Patients with preexisting glaucoma and elevated IOP may be at a higher risk for postoperative AION. One such patient has been reported to have undergone aggressive intraoperative monitoring and reduction of IOP by withdrawal of aqueous fluid (8). Another case with a past ophthalmologic history of glaucoma that underwent laser iridectomy developed a nasal defect in the left eye after coronary bypass grafting on the sixth postoperative day and underwent optic nerve decompression (2). In our case, we did not have to resort to controlling IOP with invasive means. Various antiglaucoma drugs were instilled locally into the eye; during hypothermic CPB, the pharmacokinetics may be altered through the following mechanisms: (1) decreased absorption of the drugs administered other than by the intravenous route and (2) altered central nervous system drug penetration (9). Fortunately, in our patient, there was no change in visual acuity after CPB. Patients with increased IOP and a small cup to disc ratio are predisposed to development of AION after CPB (2).

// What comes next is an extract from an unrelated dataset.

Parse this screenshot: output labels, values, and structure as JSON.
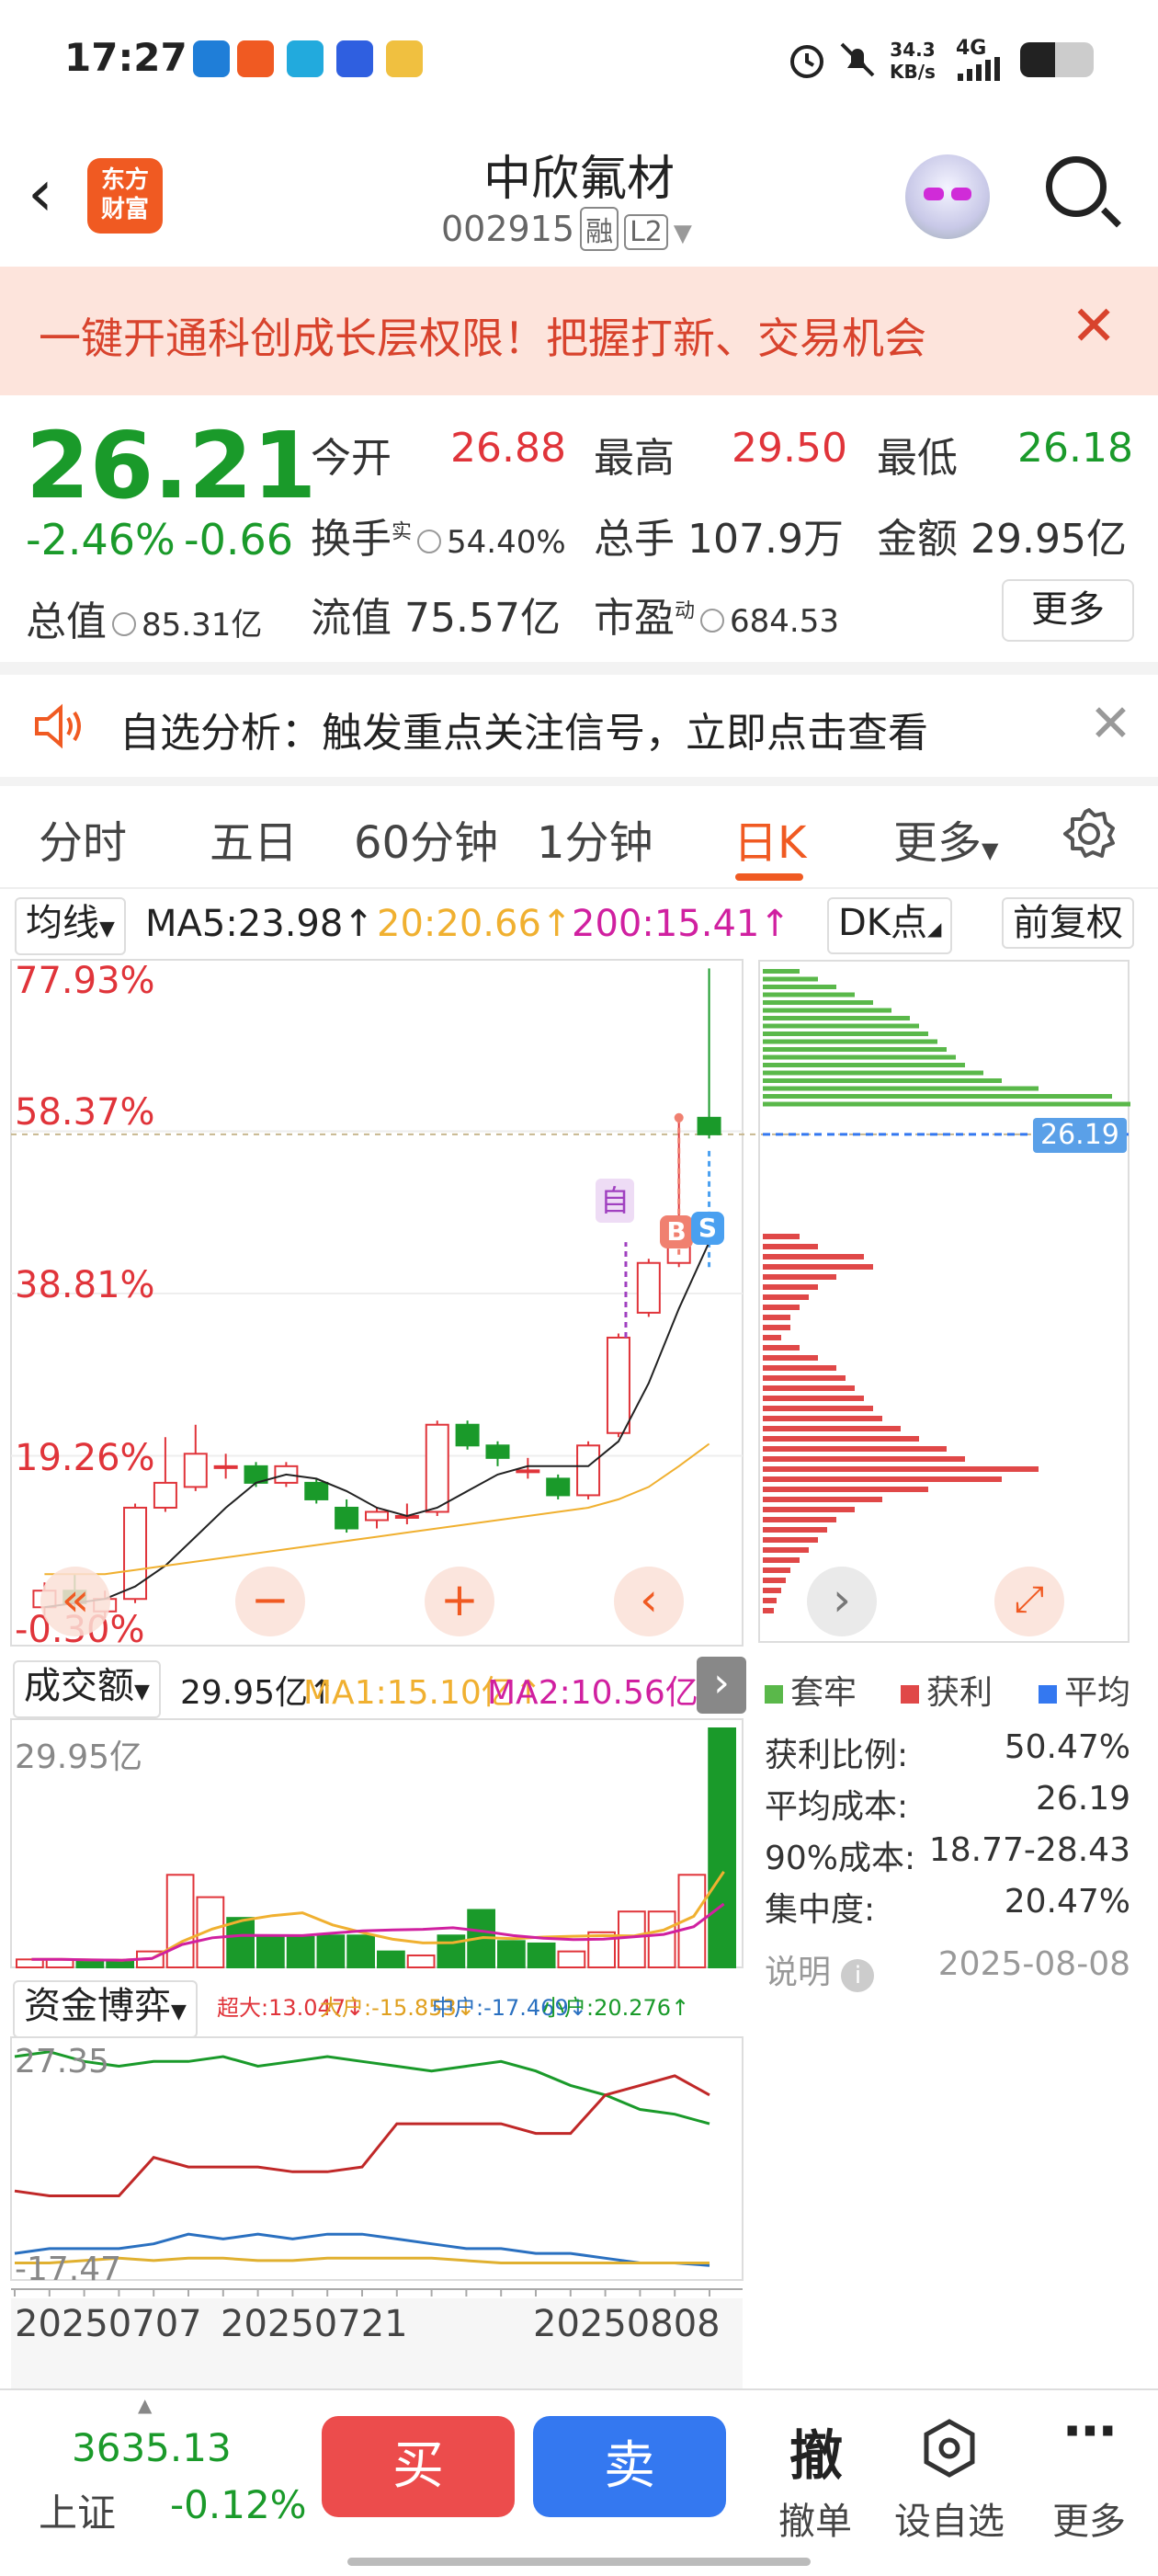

In these patients, prevention is the key because there is no specific treatment available for patients with AION. Shapira et al. (1) have recommended various preventive measures that include (1) brief duration of CPB, (2) use of colloid prime, (3) judicious use of fluids and hemoconcentration to reduce perioperative edema, (4) appropriate pCO2 management to maintain cerebral autoregulation, (5) avoidance of prolonged low perfusion states or hypertension, (6) avoidance of profound hypothermia, (7) judicious use of inotropes and vasoconstricting agents, (8) maintenance of adequate hematocrit and hemoglobin, and (9) intraoperative monitoring and reduction of IOP by prophylactic perioperative installation of agents into the eye. Our case assumes importance because she was already blind in one eye and development of ocular complications would have been a catastrophic event.
In summary, the risk of perioperative visual loss is minimized if glaucoma is not ignored and the above-mentioned preventive measures are observed, thus allowing performance of safe cardiac surgery on CPB.